Jewher Ilham, 25, is the daughter of Chinese economics professor Ilham Tohti, who was sentenced to life imprisonment for his advocacy of the rights of China's Uighur minority.
She went to the United States on her own in 2013 after her father's arrest at an airport. He had taught at Beijing's Minzu University until early 2014 and was considered to be the last moderate activist working on behalf of Muslim Uighurs in China.
Since his arrest, Ilham has received several prizes on her father's behalf, most recently the European Parliament's Sakharov Prize in December. The Sakharov Prize has been awarded by the European Parliament since 1988 to people or organizations working to promote human rights and fundamental freedoms. The prize is named after the late Russian dissident and physicist Andrei Sakharov and is endowed with 50,000 euros.
DER SPIEGEL: Ms. Ilham, the Chinese government has set up a repressive police and surveillance state in the Xinjiang region, where hundreds of thousands of Uighurs have been interned. In December, the European Parliament awarded your father the Sakharov Prize for freedom of thought. Do you feel the European Union is doing enough on behalf of the fate of the Uighur people?

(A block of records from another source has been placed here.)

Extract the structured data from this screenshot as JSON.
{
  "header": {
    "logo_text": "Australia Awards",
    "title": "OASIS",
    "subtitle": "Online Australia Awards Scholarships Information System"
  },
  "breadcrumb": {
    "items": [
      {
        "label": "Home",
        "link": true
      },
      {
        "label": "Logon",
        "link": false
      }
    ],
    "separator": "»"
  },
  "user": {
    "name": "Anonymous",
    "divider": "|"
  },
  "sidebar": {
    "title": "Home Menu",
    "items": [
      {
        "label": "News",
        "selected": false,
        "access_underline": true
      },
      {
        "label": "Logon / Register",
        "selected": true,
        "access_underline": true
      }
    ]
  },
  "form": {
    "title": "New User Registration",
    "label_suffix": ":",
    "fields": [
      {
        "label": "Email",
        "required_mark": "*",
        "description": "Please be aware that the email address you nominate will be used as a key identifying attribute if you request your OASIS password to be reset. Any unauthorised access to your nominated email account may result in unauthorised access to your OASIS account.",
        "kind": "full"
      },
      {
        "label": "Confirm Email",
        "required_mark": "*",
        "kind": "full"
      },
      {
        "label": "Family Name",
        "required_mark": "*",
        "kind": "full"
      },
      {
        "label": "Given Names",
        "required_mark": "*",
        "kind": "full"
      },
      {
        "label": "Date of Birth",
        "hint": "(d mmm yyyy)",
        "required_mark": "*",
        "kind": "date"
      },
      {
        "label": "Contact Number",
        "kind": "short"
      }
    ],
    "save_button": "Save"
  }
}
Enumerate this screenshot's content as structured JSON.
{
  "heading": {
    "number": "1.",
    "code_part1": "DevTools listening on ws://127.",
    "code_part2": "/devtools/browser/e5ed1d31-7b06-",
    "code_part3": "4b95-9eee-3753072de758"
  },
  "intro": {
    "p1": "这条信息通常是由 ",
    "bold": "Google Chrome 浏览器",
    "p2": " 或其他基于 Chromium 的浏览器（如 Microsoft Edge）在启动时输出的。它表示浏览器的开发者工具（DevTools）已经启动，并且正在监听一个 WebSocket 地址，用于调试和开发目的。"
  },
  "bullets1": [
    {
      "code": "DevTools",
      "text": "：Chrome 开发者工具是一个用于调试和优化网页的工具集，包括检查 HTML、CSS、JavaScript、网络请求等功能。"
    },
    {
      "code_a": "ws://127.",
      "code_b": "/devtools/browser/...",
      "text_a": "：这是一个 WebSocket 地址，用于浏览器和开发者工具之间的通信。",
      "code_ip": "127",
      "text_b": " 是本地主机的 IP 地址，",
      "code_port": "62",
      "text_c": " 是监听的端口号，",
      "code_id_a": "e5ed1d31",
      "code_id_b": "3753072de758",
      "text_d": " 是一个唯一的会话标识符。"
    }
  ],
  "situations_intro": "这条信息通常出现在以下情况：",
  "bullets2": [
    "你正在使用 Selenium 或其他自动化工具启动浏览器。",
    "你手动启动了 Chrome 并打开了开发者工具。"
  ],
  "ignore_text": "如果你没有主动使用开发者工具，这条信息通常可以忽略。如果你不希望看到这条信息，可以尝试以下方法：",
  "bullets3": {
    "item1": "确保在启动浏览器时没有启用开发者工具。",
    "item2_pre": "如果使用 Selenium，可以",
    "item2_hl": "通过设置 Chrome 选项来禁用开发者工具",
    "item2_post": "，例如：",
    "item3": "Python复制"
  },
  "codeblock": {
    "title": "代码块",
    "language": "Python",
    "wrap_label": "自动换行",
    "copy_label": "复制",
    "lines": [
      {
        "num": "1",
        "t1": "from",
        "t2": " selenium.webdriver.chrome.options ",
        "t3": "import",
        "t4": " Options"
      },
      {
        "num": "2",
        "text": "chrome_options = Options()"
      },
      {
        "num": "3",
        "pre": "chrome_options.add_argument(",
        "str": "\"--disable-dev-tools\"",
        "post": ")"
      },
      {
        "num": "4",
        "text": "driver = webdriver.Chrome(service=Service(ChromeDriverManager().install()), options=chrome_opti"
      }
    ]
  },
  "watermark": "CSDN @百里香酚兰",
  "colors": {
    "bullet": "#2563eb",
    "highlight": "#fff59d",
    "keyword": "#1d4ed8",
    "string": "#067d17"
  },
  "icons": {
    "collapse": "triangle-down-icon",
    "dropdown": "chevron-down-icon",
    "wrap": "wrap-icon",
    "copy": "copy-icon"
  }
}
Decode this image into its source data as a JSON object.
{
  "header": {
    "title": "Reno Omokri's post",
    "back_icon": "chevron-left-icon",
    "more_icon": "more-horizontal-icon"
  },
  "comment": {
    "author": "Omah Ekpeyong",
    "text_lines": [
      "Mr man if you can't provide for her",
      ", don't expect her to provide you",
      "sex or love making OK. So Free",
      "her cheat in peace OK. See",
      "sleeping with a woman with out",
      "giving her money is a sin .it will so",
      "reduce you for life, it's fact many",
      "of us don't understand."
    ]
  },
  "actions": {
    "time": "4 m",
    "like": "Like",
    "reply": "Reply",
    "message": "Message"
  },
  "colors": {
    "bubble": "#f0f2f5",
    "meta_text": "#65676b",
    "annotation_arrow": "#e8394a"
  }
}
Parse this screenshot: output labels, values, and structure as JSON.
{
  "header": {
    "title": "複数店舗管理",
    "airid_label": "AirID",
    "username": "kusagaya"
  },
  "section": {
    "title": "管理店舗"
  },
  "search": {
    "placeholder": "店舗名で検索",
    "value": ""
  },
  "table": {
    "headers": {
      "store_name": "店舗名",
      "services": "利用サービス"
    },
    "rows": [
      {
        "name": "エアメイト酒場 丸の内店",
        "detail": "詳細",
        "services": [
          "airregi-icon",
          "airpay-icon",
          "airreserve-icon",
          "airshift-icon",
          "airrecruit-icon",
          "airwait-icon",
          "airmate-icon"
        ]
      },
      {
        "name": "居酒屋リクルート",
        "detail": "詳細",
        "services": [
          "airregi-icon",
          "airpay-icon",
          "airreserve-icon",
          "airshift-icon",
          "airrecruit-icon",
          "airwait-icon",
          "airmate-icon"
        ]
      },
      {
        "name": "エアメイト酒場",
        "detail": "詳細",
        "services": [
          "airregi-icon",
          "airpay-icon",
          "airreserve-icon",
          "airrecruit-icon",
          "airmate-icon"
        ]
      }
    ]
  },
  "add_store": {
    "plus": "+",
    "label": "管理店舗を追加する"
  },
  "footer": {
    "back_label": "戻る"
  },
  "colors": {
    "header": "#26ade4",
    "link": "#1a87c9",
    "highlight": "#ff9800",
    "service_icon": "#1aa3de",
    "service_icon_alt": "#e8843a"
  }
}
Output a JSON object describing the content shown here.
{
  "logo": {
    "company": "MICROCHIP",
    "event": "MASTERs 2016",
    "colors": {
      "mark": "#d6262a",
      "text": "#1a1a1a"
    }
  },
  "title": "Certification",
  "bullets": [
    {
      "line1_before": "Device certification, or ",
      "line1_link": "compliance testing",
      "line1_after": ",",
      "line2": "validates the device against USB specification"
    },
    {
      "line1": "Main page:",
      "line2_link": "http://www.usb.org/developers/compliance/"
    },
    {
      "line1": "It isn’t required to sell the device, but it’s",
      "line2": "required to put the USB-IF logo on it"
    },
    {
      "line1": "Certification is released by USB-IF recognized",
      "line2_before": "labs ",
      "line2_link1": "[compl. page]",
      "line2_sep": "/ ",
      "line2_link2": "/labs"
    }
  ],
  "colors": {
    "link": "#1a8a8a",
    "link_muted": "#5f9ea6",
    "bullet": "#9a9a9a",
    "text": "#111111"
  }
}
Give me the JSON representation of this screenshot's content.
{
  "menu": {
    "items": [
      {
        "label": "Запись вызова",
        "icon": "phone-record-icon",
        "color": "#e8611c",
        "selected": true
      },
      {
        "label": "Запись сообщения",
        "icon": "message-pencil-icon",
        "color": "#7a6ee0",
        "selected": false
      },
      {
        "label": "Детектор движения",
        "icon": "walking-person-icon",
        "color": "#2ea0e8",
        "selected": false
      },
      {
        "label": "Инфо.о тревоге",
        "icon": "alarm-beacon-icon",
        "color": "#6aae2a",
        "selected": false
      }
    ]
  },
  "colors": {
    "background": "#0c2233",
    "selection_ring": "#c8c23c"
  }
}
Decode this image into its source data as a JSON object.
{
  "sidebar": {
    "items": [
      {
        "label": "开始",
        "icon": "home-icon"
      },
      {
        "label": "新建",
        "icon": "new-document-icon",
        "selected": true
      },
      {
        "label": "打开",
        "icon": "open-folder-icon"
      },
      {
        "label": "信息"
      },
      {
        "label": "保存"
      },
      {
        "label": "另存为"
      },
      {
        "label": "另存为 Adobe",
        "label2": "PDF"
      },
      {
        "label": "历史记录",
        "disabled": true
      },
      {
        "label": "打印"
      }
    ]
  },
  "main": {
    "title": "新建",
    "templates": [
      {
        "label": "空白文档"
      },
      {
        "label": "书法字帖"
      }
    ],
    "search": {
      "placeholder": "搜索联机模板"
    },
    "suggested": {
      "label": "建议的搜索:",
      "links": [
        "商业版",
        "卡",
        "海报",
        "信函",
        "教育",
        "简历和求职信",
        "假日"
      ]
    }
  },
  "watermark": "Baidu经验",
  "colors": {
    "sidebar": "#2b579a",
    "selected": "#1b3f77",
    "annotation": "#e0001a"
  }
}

Ilham: I think this is a start. But there is a lot of room for improvement. I am looking forward to seeing more action.
DER SPIEGEL: What do you expect the EU to do?
Ilham: Publicly condemning the Chinese government's actions is already helpful. But it would be even better if the EU sanctioned Chinese authorities or Western governments that directly support the existence of the concentration camps. One of the reasons these camps exist is that the Chinese government profits from them. If this would end, it would probably help Beijing change its perspective. Putting restrictions on visas for Chinese officials who support the camps would also be helpful. But the EU should not overreach.
DER SPIEGEL: What do you mean?
Ilham: It would not be ideal to sanction the Chinese government as a whole or to limit all trade relationships between the EU and China. We don't want to create a problem -- we are trying to solve one. That is why measures should be targeted at specific products, companies or officials connected to the camps.
DER SPIEGEL: Some members of the European Parliament are already calling for a ban on the import of products originating from the camps to the EU. But is there a way of safely identifying them in the first place?
Ilham: There are lists of companies that export products made in the concentration camps. Actually, most of the factories in the Xinjiang region are designed for labor camps. But the EU could also give direct help to the victims. People released from the camps no longer want to stay in China and want to find a home elsewhere. And those who have already left China usually have one to 10 family members locked up in camps. A lot of them are heavily traumatized. They are suffering from mental health issues. The EU could offer them some badly needed help.
DER SPIEGEL: The Chinese government refers to the camps as "re-education centers," but you call them concentration camps.
Ilham: I know that the term evokes memories of the Holocaust and the death of millions of Jews in the Nazi era. And people have been telling me that what is happening in China is nothing compared to what happened in Europe in the 1940s. But the Holocaust did not take place in one day -- it escalated over the years. And in China, what is already happening is cultural and ethnic genocide. They are eliminating a culture, a religion and a language. And people are actually dying and being tortured in the camps. We have reports from survivors who say that their nails have been pulled out, that they have been raped and that their children have been killed. I really hope things will not become as tragic as in Europe during the Nazi era, but they are already tragic enough.
DER SPIEGEL: During your address before the European Parliament, you said, "History repeats itself. It didn't end well before. It won't end well now."
Ilham: I was referring to any human rights violation in history, the European Holocaust being just one of them. In China, for example, people have suffered tremendous human rights violations during the so-called Great Leap Forward. None of these events have ended well -- they didn't benefit anybody and instead hurt people and governments. I really hope the Chinese government will learn from historic mistakes and revoke their actions.
DER SPIEGEL: You have said the Chinese government has hacked your phone, among other things. Have there been any other actions taken against you?
Ilham: The hacking of my phone and laptop is nothing new. Even before I came to the U.S., there had already been massive interference in our private lives. My father's phone and computer were often hacked. Now I could say: I have nothing to hide, let them hack my phone. But that's not the question -- it is the violation of privacy that is not supposed to be happening to anyone. Luckily, I have not been targeted personally yet, but I do fear they will harm my family, who are still living in China. I am the only one who has made it out.